Melhor Saber Melhores Cidadãos
Sexta-feira, Março 4, 2011

Mais do que uma vez me interroguei sobre quais eram os factores determinantes da opção politica de cada um: por que é que se é de A, de B ou de C. Na cadeira de ciência politica estudam-se vários autores e várias correntes de opinião na tentativa de explicar por um único ou preponderante factor a formação da vontade politica.

A compreensão do tema leva-nos a diferentes respostas: é-se de um partido por tradição familiar; por circunstâncias relacionadas com a posição social: não é indiferente trabalhar por contra de outrem ou por contra própria; por causas que se relacionam com a situação patrimonial: os proprietários votam mais ao centro/ direita porque, tradicionalmente, o centro/direita lança menos impostos sobre a propriedade; por razões puramente subjectivas – episódios desagradáveis que se possam ter passado com o partido; por vingança ou inveja concreta; por convicções religiosas; por gosto não racional; por opção racional e fundamentada e muitas mais.

Nenhum daqueles factores atrás enunciados tem absoluta preponderância. Creio que a nossa parte emocional, a nossa forma de relacionarmos com o mundo é que vai ser decisiva na formação da nossa vontade politica. No entanto, quanto menos instruídos formos; quanto menos informação tivermos mais a parte emocional adquirirá supremacia na formação da vontade politica.

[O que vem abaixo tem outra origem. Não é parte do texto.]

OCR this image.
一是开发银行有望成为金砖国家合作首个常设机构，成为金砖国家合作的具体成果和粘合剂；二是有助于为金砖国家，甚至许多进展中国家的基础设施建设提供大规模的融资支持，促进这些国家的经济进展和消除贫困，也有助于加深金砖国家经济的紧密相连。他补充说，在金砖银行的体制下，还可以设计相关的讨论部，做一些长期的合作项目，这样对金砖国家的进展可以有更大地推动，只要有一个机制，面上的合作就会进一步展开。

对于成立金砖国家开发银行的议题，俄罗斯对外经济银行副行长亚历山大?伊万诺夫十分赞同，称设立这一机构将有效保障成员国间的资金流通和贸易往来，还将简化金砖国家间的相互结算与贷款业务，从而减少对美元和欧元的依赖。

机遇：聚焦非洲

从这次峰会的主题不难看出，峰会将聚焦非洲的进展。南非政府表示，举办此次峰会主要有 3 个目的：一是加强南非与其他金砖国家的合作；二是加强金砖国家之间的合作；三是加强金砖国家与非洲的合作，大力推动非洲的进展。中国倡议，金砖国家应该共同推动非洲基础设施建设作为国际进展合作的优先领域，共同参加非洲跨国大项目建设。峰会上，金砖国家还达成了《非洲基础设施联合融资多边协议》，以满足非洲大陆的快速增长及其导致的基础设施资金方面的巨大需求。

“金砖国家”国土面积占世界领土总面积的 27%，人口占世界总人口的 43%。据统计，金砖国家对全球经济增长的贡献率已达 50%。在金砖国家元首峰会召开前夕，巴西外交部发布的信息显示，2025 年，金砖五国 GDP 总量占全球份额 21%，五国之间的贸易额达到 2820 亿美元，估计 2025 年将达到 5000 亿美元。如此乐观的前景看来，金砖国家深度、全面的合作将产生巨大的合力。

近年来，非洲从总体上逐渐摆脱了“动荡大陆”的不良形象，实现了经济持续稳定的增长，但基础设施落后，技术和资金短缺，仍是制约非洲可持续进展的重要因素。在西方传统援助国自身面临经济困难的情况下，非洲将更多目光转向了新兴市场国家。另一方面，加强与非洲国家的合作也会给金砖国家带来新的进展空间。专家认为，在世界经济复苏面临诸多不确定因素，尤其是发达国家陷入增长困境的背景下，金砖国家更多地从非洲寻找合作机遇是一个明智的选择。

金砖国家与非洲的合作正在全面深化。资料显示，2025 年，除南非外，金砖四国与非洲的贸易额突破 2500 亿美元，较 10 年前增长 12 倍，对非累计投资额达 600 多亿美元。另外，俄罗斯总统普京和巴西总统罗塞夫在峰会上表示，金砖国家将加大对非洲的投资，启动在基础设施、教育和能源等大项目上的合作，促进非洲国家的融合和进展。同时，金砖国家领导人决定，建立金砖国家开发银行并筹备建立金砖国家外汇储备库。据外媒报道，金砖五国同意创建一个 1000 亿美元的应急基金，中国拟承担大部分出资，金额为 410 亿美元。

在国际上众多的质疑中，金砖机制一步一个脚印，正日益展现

A forma como se ensina nas nossas escolas poderá ter a ver com a atitude futura de como aqueles cidadãos se comportarão perante e vida social. Se o ensino privilegiar a mera transmissão de toneladas de “matéria” e não der tempo para uma verdadeira reflexão, compreensão, inclusão, relacionação das matérias ensinadas, poderemos ter cidadãos futuros que se consagrarão como meros repositórios de informação.

O ensino deve proporcionar a reflexão, a ponderação, a compreensão profunda das matérias e até os objectivos individuais e colectivos que se querem alcançar com as matérias escolhidas.

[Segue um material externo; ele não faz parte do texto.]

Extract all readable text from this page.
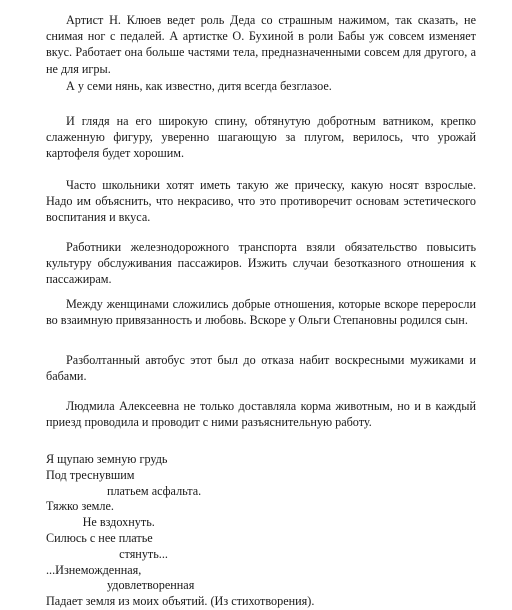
Артист Н. Клюев ведет роль Деда со страшным нажимом, так сказать, не снимая ног с педалей. А артистке О. Бухиной в роли Бабы уж совсем изменяет вкус. Работает она больше частями тела, предназначенными совсем для другого, а не для игры.

А у семи нянь, как известно, дитя всегда безглазое.

И глядя на его широкую спину, обтянутую добротным ватником, крепко слаженную фигуру, уверенно шагающую за плугом, верилось, что урожай картофеля будет хорошим.

Часто школьники хотят иметь такую же прическу, какую носят взрослые. Надо им объяснить, что некрасиво, что это противоречит основам эстетического воспитания и вкуса.

Работники железнодорожного транспорта взяли обязательство повысить культуру обслуживания пассажиров. Изжить случаи безотказного отношения к пассажирам.

Между женщинами сложились добрые отношения, которые вскоре переросли во взаимную привязанность и любовь. Вскоре у Ольги Степановны родился сын.

Разболтанный автобус этот был до отказа набит воскресными мужиками и бабами.

Людмила Алексеевна не только доставляла корма животным, но и в каждый приезд проводила и проводит с ними разъяснительную работу.

Я щупаю земную грудь
Под треснувшим
платьем асфальта.
Тяжко земле.
Не вздохнуть.
Силюсь с нее платье
стянуть...
...Изнеможденная,
удовлетворенная
Падает земля из моих объятий. (Из стихотворения).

À distância de 3 décadas, tenho dificuldade em comparar o volume da “matéria” incluída nos manuais dos adolescentes que agora frequentam o 8.º e 9.º ano com os do meu tempo. Mas numa comparação visual rápida vi que os manuais actuais são mais grossos e que a “matéria” incluída é muito extensa. Essa opção por programas extensos poderá potenciar um “débito” da matéria e não deixar espaço para a verdadeira compreensão das mesmas – o ponto de partida para a aquisição do verdadeiro saber: o saber
esclarecido e acima de tudo o saber crítico.

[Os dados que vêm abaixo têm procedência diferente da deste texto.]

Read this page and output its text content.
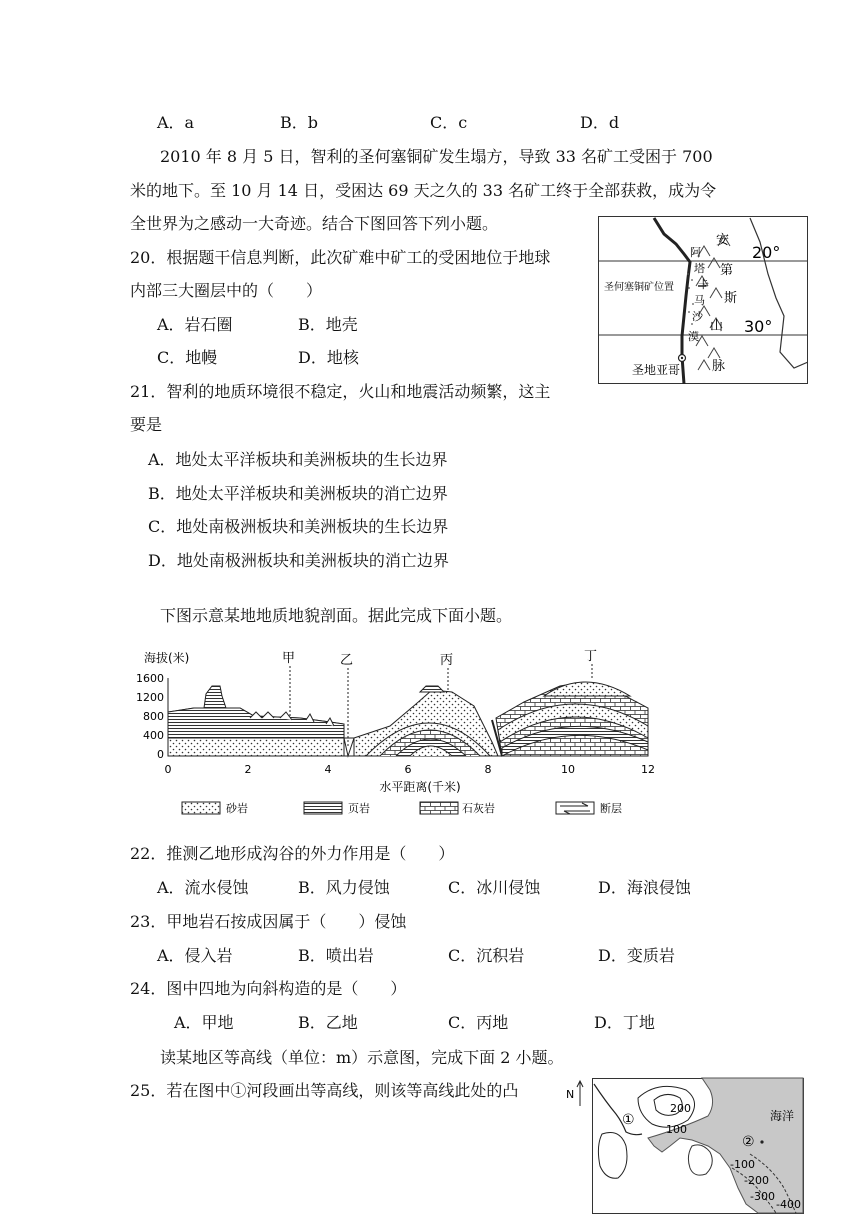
A．a	B．b	C．c	D．d
2010 年 8 月 5 日，智利的圣何塞铜矿发生塌方，导致 33 名矿工受困于 700
米的地下。至 10 月 14 日，受困达 69 天之久的 33 名矿工终于全部获救，成为令
全世界为之感动一大奇迹。结合下图回答下列小题。
20．根据题干信息判断，此次矿难中矿工的受困地位于地球
内部三大圈层中的（　　）
A．岩石圈	B．地壳
C．地幔	D．地核
21．智利的地质环境很不稳定，火山和地震活动频繁，这主
要是
A．地处太平洋板块和美洲板块的生长边界
B．地处太平洋板块和美洲板块的消亡边界
C．地处南极洲板块和美洲板块的生长边界
D．地处南极洲板块和美洲板块的消亡边界
安
第
斯
山
脉
阿
塔
卡
马
沙
漠
20°
30°
圣何塞铜矿位置
圣地亚哥
下图示意某地地质地貌剖面。据此完成下面小题。
海拔(米)
1600
1200
800
400
0
甲	乙	丙	丁
0	2	4	6	8	10	12
水平距离(千米)
砂岩	页岩	石灰岩	断层
22．推测乙地形成沟谷的外力作用是（　　）
A．流水侵蚀	B．风力侵蚀	C．冰川侵蚀	D．海浪侵蚀
23．甲地岩石按成因属于（　　）侵蚀
A．侵入岩	B．喷出岩	C．沉积岩	D．变质岩
24．图中四地为向斜构造的是（　　）
A．甲地	B．乙地	C．丙地	D．丁地
读某地区等高线（单位：m）示意图，完成下面 2 小题。
25．若在图中①河段画出等高线，则该等高线此处的凸	N
200
100
-100
-200
-300
-400
海洋
①
②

O saber que se põe em causa, por dúvida metódica, ajuda a formar verdadeiros cidadãos: aqueles que cada vez menos decidem por impulso emocional mas por formulações racionais assentes em saber critico.

Lembro-me que, no meu 10.º ano, apareceu a disciplina de Filosofia. E nada foi como antes. Tudo se poderia por em causa: a informação; a ciência; o saber; a natureza do conhecimento e a sua origem, com método, com reflexão, com estudo, com conhecimento, afinal. E porque não antes daquela idade um saber assente na dialéctica, na guerra das ideias e para afastar a guerra dos homens que só o amor à sabedoria pode evitar.